Alfred Russel Wallace Essay, Research Paper
Many important contributions have been made to science. One of the most important deals with the theory of evolution. Back in the 1800s, a man named Alfred Russel Wallace made his contributions to science and to the theory of evolution. His discoveries influenced the world of science in the years to come.
One of the forgotten fathers of modern science is a man named Alfred Russel Wallace. Wallace was best known for his development of a theory of evolution based on natural selection. He was born in 1823 in the village of Usk in Monmouthshire, England. Wallace’s father died while Alfred was still young. Alfred joined his brother, William, not long after his formal schooling had ended. They went on to survey English counties over the following four years. During this time, Alfred learned to make accurate observations and detailed recordings. These skills came to be a big part and were very important for Alfred later in life.
In Leicester, at the Collegiate School, he was named the drawing-master. Wallace met up with another teacher while he was in Leicester. The teacher was Henry Bates. He brought Alfred into the world of botany and influenced Wallace to make a collection of beetles. In 1848, Wallace and Bates went on a trip to South America. The purpose of the trip was to go on an expedition where they could explore the Amazon and Rio Negro rivers. A year later, Wallace and Bates split up so they could cover the large area. During their time in South America, Wallace would gather many specimens. Later, he sent these specimens to Para for storage and safe keeping before his return to England. Wallace would then spend an additional four years in Brazil before returning home in 1852. On the return trip home, Wallace’s ship caught fire and had to be abandoned. Due to the fire, he lost his entire collection and most of his notes. A catastrophe like this would likely defeat some people, but not Wallace. Wallace wrote an account of the time he spent in Brazil. The account is called: Travels on the Amazon and Rio Negro (1853).
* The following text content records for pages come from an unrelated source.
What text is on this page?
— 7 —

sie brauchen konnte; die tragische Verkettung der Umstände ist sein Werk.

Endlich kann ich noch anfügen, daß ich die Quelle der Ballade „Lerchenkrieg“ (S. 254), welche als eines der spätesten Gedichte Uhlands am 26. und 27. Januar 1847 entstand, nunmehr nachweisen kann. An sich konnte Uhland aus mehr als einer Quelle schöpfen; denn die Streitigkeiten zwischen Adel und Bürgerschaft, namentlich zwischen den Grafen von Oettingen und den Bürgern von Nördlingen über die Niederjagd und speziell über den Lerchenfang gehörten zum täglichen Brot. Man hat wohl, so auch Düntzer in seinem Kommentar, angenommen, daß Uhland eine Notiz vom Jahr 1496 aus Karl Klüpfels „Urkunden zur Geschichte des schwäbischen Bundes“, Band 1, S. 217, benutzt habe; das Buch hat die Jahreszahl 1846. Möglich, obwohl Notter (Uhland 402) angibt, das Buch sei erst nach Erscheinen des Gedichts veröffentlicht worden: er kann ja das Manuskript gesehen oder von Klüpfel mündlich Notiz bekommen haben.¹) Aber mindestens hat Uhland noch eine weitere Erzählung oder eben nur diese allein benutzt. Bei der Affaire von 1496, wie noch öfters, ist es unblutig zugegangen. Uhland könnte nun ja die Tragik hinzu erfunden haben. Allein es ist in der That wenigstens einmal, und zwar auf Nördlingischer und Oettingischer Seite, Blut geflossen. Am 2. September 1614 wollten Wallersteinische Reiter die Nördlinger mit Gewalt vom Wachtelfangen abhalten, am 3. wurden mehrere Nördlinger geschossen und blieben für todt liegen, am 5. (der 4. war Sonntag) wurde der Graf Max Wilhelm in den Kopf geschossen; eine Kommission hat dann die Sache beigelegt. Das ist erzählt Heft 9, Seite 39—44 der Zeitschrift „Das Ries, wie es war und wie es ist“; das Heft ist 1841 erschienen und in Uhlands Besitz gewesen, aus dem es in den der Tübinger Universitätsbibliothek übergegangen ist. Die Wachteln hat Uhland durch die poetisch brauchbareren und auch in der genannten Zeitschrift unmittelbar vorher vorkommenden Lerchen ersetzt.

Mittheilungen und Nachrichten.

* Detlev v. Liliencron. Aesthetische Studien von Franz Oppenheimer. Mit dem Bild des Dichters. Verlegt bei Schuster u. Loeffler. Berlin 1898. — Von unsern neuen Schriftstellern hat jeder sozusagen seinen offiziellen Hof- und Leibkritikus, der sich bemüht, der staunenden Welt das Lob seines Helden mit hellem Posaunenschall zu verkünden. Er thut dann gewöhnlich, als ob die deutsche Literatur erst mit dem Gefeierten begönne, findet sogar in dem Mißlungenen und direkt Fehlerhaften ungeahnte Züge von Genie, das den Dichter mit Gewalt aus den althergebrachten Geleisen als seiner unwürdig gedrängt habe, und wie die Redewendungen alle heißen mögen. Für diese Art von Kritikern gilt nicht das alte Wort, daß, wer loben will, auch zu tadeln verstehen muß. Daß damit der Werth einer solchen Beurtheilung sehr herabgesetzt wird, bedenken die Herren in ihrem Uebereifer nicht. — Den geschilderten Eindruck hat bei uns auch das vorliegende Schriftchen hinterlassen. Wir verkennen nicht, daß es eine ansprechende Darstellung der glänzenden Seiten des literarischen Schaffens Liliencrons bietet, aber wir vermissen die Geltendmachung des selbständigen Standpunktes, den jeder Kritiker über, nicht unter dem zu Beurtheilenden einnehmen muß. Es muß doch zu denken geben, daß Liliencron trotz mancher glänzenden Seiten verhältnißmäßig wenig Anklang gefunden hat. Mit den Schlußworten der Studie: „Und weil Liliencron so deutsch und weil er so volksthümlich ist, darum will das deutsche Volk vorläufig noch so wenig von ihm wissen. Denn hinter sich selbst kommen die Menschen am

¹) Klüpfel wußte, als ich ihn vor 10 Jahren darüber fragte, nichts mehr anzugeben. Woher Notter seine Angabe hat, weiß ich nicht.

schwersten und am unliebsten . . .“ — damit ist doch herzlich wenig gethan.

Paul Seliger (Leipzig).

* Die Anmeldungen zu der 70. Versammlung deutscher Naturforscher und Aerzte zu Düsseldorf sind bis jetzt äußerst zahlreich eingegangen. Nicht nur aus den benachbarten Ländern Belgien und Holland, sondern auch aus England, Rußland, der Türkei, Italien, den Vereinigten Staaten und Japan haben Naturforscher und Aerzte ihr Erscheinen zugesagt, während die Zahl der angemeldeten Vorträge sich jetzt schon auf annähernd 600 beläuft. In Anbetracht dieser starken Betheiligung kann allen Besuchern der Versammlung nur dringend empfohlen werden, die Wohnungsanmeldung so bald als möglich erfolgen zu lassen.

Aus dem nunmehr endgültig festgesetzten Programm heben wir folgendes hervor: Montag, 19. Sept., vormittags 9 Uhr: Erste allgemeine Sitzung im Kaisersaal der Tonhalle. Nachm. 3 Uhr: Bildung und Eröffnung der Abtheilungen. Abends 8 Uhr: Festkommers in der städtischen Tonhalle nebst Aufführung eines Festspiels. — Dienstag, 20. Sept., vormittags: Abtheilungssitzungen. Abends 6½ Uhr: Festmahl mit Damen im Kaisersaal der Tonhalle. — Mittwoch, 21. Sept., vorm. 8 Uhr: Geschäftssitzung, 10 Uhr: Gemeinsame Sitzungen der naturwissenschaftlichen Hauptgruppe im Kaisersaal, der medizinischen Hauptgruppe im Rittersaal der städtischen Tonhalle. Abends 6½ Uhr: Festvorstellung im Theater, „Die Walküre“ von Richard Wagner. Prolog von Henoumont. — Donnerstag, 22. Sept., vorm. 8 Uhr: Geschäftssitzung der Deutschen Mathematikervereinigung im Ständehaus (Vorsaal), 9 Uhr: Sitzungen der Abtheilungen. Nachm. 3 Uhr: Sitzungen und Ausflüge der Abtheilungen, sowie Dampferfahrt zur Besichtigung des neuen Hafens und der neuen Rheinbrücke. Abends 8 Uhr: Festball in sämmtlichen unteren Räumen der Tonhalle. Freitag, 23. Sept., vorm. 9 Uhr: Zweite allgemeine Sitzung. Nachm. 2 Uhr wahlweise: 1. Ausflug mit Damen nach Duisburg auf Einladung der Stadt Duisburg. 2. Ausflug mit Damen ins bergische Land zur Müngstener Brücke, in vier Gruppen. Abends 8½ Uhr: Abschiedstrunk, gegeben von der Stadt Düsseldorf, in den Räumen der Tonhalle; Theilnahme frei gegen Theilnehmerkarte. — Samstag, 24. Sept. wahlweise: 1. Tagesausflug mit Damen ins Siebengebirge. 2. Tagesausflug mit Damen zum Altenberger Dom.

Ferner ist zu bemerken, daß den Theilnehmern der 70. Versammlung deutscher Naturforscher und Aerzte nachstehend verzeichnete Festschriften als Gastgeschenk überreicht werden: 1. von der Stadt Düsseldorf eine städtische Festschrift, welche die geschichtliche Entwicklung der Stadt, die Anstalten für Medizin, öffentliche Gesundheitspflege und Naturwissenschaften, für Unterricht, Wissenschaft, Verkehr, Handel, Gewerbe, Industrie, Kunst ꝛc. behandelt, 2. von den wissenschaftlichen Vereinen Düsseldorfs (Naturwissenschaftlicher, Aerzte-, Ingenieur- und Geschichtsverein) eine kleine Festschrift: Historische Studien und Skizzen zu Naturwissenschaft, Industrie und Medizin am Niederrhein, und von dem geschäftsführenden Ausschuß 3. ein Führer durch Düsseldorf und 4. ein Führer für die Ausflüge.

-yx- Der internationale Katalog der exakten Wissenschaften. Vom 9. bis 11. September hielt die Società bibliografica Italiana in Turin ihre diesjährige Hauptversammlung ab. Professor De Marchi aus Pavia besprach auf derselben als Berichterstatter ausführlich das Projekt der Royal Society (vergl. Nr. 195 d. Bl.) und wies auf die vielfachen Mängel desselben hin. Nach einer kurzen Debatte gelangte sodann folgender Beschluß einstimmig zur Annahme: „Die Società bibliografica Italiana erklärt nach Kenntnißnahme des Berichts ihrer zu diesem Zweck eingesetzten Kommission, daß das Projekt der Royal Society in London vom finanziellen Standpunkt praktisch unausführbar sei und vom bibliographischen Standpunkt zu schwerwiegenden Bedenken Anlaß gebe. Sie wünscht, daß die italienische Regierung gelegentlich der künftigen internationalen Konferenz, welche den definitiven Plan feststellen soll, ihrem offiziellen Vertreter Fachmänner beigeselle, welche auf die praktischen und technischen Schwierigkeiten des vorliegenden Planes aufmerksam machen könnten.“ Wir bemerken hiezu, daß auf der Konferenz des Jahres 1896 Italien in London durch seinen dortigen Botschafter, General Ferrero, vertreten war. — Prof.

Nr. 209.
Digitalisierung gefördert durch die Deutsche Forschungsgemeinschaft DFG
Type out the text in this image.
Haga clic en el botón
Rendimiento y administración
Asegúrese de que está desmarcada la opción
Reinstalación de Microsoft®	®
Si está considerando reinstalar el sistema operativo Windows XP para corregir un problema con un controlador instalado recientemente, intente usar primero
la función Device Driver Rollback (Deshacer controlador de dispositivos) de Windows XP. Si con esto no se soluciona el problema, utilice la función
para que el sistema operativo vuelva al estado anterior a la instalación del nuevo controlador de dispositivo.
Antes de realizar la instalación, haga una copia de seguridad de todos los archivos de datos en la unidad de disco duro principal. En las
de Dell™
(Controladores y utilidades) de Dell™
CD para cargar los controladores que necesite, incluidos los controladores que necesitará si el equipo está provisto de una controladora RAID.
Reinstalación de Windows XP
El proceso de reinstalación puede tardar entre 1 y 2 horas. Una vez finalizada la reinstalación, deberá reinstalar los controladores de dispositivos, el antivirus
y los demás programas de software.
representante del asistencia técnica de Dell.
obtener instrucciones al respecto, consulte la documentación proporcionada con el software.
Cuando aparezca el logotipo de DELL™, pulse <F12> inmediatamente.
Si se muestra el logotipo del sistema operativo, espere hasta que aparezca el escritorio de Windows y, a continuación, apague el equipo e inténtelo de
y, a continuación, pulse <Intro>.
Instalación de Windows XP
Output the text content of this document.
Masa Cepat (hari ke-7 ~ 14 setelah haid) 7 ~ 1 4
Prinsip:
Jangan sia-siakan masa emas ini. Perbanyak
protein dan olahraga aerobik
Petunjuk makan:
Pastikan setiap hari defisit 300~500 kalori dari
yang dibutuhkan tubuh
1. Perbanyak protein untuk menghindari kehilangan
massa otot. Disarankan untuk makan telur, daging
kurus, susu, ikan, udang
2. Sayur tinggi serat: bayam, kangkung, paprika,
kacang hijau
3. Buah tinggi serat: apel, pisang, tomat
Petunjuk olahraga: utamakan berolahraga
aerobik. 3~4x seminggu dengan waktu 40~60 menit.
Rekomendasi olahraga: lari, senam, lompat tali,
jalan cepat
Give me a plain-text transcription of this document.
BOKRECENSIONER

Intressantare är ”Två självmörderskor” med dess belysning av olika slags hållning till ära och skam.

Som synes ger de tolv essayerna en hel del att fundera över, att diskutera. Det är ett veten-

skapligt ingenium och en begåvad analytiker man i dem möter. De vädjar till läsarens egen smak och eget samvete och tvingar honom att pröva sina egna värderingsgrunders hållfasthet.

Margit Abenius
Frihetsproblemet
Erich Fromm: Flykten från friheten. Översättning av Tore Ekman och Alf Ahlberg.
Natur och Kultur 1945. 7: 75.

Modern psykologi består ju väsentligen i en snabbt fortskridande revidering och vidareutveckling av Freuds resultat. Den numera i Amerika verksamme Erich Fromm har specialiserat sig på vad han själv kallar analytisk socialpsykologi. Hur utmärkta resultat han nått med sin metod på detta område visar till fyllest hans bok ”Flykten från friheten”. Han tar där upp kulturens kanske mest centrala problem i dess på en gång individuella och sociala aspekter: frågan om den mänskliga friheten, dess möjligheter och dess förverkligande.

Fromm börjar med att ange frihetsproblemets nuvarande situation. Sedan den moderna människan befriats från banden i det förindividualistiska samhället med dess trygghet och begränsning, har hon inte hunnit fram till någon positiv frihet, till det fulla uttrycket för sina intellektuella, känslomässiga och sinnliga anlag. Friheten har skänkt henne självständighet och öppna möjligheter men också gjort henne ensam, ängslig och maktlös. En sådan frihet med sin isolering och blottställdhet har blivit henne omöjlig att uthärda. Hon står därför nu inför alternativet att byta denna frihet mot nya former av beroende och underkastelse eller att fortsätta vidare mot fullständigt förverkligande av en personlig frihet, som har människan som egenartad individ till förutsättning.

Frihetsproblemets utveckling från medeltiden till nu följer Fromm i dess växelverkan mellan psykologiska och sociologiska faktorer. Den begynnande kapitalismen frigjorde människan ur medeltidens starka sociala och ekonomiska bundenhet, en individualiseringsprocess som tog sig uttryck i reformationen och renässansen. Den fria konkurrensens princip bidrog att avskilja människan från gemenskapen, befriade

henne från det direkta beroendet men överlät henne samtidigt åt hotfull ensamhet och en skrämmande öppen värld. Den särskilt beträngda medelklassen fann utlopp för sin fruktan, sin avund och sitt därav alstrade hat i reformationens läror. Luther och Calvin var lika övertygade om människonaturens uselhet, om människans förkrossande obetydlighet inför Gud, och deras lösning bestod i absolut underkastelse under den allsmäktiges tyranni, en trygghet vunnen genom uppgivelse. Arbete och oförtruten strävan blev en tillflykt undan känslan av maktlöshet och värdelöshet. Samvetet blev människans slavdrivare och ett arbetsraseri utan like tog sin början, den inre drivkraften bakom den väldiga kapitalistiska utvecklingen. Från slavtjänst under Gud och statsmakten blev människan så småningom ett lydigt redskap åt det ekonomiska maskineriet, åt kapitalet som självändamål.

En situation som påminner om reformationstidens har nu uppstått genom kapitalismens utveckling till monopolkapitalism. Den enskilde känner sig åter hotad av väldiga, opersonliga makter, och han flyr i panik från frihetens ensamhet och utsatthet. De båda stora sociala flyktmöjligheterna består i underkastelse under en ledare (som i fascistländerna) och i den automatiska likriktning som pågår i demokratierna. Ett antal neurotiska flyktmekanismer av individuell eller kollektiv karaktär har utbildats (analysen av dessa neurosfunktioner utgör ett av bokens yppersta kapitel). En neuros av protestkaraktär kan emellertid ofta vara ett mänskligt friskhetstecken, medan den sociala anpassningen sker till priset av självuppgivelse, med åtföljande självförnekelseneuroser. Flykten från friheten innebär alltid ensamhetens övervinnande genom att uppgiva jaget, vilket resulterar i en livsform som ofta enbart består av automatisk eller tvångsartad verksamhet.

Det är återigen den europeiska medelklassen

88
A year later, Wallace set out on another trip. This time he traveled to Malay Archipelago, where he would spend the next eight years. While he was in the area he visited most of the islands. At this point, Wallace would become convinced of the truth of evolution. He became interested in how species arose. In 1855, he published an article that argued that new species originate in space and time simultaneously with an already existing related species. The article was called: On the Law Which Has Regulated the Introduction of New Species. When Wallace was in Moluccas in 1858, he was recalling the Essay on Population by Thomas Malthus and he had the idea of the “survival of the fittest”. Wallace then wrote a draft of an article that he later sent to Charles Darwin in England. Darwin noticed that Wallace had used his theory in the article. Darwin then talked with Sir Charles Lyell and Sir Joseph D. Hooker. The reaction of Lyell and Hooker led to a joint paper of Wallace’s essay and an abstract of Darwin’s theory. The paper was then read in front of the Linnaean Society in July 1858. This joint publication helped Darwin’s theory become known to the scientific community.
The essay On the Tendency of Varieties to Depart Indefinitely from the Original Type by Wallace, established the rate in which animals multiply and their dependence on several kinds of food supplies for the average numbers and arrived at the conclusion that only the ones who are the strongest can survive and that the weakest will essentially die. Wallace then studied the forms of the archipelago, and in talking about mammals, split the land surface of the earth into six zoo geographical regions. He named the regions Palaearctic, Nearctic, Ethiopian, Oriental, Australian, and Neotropical. Between the islands of Bali and Lombok is the most remarkable of the many faunal contrasts found by Wallace. A deep straight separates the islands and is about 15 miles wide at its narrowest point. According to Wallace, the fauna of Bali and Lombok differ a lot from the birds and quadrupeds of England and Japan. The straight is known as “Wallace’s Line” and is said to split up the peculiar Australian fauna from those of the other Pacific islands.
In 1862, Wallace returned to England. He then visited and lectured in the United States and Canada in 1887 and 1888. Wallace’s Contributions to the Theory of Natural Selection (1870) and Darwin’s Origin of Species (1859) were very important in promoting an understanding of the basic truth of natural selection. Although Wallace never did hold a permanent appointment, he made his living principally by writing and lecturing. In 1908, he was a Fellow of the Royal Society and received the Order of Merit. Other writings by Wallace include The Malay Archipelago (1869), The Geographical Distribution of Animals (1876), Tropical Nature (1878), Island Life (1880), and Man’s Place in the Universe (1903). In 1913, Wallace died in Broadstone, Dorset.
The world of science and the theory of evolution were greatly influenced by Alfred Russel Wallace. The theory of evolution has had a negative effect on modern thinking. The negative effect it has made is the result of its own misinterpretation by much of the worlds population. The misinterpretation is that evolution is scientific fact. The problem is that the theory of evolution is just a theory. A theory is a speculative idea or plan as to how something might be done. It is not a thing that has actually happened or that is really true. But Wallace did dedicate himself to science and finding out the truth of where mankind came from and why, and today, evolution is still being taught in some education systems around the world.